For the nth time, I am not a b*tch!
I cannot be a b*tch even if I wanted to because it’s not my nature!
A couple of friends have reacted negatively/positively on my “No More Miss Nice!” attitude/behavior/change of perception (whatever you may call it).
A friend MSNd me a two days ago citing, “No More Miss Nice?! Nah, you can’t do that… You’re too nice to be a b*tch!”
I told him he got it all wrong.
Being Not Nice doesn’t mean that one should be a b*tch. I often think that b*tches are those who are selfish and make unreasonable demands.
Being Not Nice indicates that I have enough of being too accomodating/understanding of the needs of other people, to the extent that MY needs are not being met.
In other words, I compromise too much for the sake of my individuality.
And despite such compromises, I still end up being unhappy because I allow myself to be affected by other people’s opinions! And gosh, we all know you can’t please everyone.
Being Not Nice means being kinder to yourself and keeping yourself in mind when you make other people. Nice people all want to be liked. And to be liked, we all want the approval of other people.
But like I said, you can’t please everyone. So you’re already fighting a losing battle right then and there.
So again, I am not a b*tch. I can’t be b*tchy even if I wanted to. But I can be not nice about things by knowing more about what I want, being more decisive (God help me with this for Lord only knows how indecisive I am), and being more vocal about my wants and needs. And if people aren’t happy about that, well, screw them!
Okay, just kidding.
If people are unhappy about that, well, that’s just fine with me. Because this is who I am, and so long as I know I’m not doing anything wrong, then I’ll still go do my own thing and try as much as I can not to feel affected by what they say.
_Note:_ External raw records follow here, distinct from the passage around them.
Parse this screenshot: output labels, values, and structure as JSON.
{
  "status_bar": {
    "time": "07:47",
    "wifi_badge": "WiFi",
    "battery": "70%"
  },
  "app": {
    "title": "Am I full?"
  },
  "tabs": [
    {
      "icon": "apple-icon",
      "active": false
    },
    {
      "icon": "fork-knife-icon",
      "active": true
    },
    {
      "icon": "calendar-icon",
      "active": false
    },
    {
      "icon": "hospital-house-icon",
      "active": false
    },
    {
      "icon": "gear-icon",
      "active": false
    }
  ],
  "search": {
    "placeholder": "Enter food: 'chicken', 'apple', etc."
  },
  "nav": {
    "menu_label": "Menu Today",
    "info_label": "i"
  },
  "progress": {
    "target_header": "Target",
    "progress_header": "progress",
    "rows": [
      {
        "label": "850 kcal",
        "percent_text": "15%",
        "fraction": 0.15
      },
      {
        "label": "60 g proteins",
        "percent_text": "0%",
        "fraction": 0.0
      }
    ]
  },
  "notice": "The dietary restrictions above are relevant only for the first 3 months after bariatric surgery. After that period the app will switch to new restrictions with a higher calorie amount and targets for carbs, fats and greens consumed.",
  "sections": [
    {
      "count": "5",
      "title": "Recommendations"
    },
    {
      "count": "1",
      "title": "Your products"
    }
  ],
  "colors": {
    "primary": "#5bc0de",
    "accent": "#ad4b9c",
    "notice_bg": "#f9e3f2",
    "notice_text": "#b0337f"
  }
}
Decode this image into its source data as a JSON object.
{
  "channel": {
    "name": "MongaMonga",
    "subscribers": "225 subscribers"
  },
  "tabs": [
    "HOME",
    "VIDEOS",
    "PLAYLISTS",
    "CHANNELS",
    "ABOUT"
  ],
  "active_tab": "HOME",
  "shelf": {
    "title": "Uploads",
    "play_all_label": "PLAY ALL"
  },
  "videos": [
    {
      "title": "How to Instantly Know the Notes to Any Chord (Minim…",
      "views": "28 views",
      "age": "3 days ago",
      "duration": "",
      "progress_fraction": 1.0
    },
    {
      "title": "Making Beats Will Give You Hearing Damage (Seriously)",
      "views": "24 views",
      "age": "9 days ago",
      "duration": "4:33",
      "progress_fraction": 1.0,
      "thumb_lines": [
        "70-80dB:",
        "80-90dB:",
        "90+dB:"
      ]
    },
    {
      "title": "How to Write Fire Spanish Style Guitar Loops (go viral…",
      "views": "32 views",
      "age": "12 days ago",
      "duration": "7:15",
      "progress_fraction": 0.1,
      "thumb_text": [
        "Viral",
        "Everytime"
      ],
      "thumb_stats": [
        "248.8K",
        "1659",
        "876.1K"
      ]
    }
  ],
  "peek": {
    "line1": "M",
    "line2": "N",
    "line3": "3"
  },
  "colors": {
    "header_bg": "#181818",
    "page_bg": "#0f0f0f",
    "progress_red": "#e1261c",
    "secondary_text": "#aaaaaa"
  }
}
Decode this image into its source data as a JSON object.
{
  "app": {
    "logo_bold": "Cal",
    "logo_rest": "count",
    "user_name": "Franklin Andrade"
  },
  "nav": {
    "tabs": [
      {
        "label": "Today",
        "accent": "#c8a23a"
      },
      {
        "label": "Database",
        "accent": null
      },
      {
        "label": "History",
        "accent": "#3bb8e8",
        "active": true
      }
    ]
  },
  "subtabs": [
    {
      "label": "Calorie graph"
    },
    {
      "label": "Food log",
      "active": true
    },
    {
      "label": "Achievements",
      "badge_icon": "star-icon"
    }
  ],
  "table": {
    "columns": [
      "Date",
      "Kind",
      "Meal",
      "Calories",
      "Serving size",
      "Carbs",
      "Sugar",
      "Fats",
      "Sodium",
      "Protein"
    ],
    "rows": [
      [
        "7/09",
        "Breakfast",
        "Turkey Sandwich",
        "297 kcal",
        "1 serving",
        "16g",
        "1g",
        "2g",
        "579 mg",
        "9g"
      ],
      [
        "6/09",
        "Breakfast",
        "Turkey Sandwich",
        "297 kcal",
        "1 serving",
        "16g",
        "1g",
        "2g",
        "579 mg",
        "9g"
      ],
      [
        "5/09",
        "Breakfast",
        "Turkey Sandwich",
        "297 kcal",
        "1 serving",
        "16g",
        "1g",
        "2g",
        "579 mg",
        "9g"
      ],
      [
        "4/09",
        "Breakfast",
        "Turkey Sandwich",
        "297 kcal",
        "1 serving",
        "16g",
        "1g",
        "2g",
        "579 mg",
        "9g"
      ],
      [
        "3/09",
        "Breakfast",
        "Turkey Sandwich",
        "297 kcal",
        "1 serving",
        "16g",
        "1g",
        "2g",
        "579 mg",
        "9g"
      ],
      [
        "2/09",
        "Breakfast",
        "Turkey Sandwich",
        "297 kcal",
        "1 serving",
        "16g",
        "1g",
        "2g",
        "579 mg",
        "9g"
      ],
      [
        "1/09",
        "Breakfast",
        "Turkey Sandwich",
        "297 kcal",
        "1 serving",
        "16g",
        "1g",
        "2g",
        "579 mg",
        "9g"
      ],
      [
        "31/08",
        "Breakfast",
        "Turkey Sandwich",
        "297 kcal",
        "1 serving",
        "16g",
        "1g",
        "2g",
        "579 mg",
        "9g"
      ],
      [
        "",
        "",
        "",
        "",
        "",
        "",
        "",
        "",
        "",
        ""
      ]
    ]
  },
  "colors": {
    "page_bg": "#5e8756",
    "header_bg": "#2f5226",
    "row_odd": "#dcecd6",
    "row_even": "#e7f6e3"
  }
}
And how do I feel right now?
I feel great!
I forgot how much of a meat market clubs are. It’s been a while since I’ve really gone dancing. I don’t really like when guys stare. Dancing’s fun though, but I’d rather have a cup of hot coffee with a good friend than pulling myself into a meat market.
I forgot how great it is to have new experiences. I often keep to a schedule, but last Wednesday, I moved away from my schedule and joined my very first Toastmasters meeting (Chinatrust division). Verdict? Wonderful. I’m pretty sure this is one step to my path of continuous improvement.
I forgot how it is to find people who you know are attracted to you… and not feel guilty about it. It really is quite flattering.
I forgot how clumsy guys can be in the presence of a woman. They may be have glorious careers, good family background and the works, but for some insane reason, they’re putty in the presence of a woman. Though confidence is the key factor that turns me on, it’s kinda cute in a way.
I forgot that I had so many options on how to spend my free time. I’ve always filled my schedule a week beforehand… but I’ve never had so much choices on how and with whom to spend time with! There’s just so many things to do in Taipei, and all you have to do is be open to new experiences. It’s great!
I forgot how great it was to say “no” sometimes if you don’t really feel like doing something. As a pretty laidback person myself, little things don’t bother me so I usually just go with the flow. However, now I realize there are some things I’d like to do more and some things that interests me less. I’m just one person… so to not exhaust myself, I have to be choosier with the activities I participate in. Meaning, if I go, it’s because I want to go and not because I’ve been dragged into it.
I forgot that it’s nice sometimes to be alone. Strolling towards home alone, listening to the MP3 player is a great way to get to know myself, think about where life is taking you, and just spend time with yourself. I’ve made a couple of good decisions during these walks. And though I still love to walk with a companion, it’s good to spend time with the person you can always count with — yourself.
I forgot the love and support of very good friends. They’re not perfect but have your back, and they let you know it.
There’s so many things that I have forgotten, and realized again. Life has been tough the past couple of weeks, but things have gradually been better. There are still some things that haven’t changed — my moody colleague is still doing things that used to drive me nuts — but heck, you can’t change people. The only thing you can change is yourself.
*wave of hand*
I think this comes with the realization of knowing your own worth. As my friend have said, “You are GREAT and I love you! It’s such a pleasure to have you as a friend.”
Thanks guys… for all your love and support.
Seize the day ladies and gentlemen! Live life!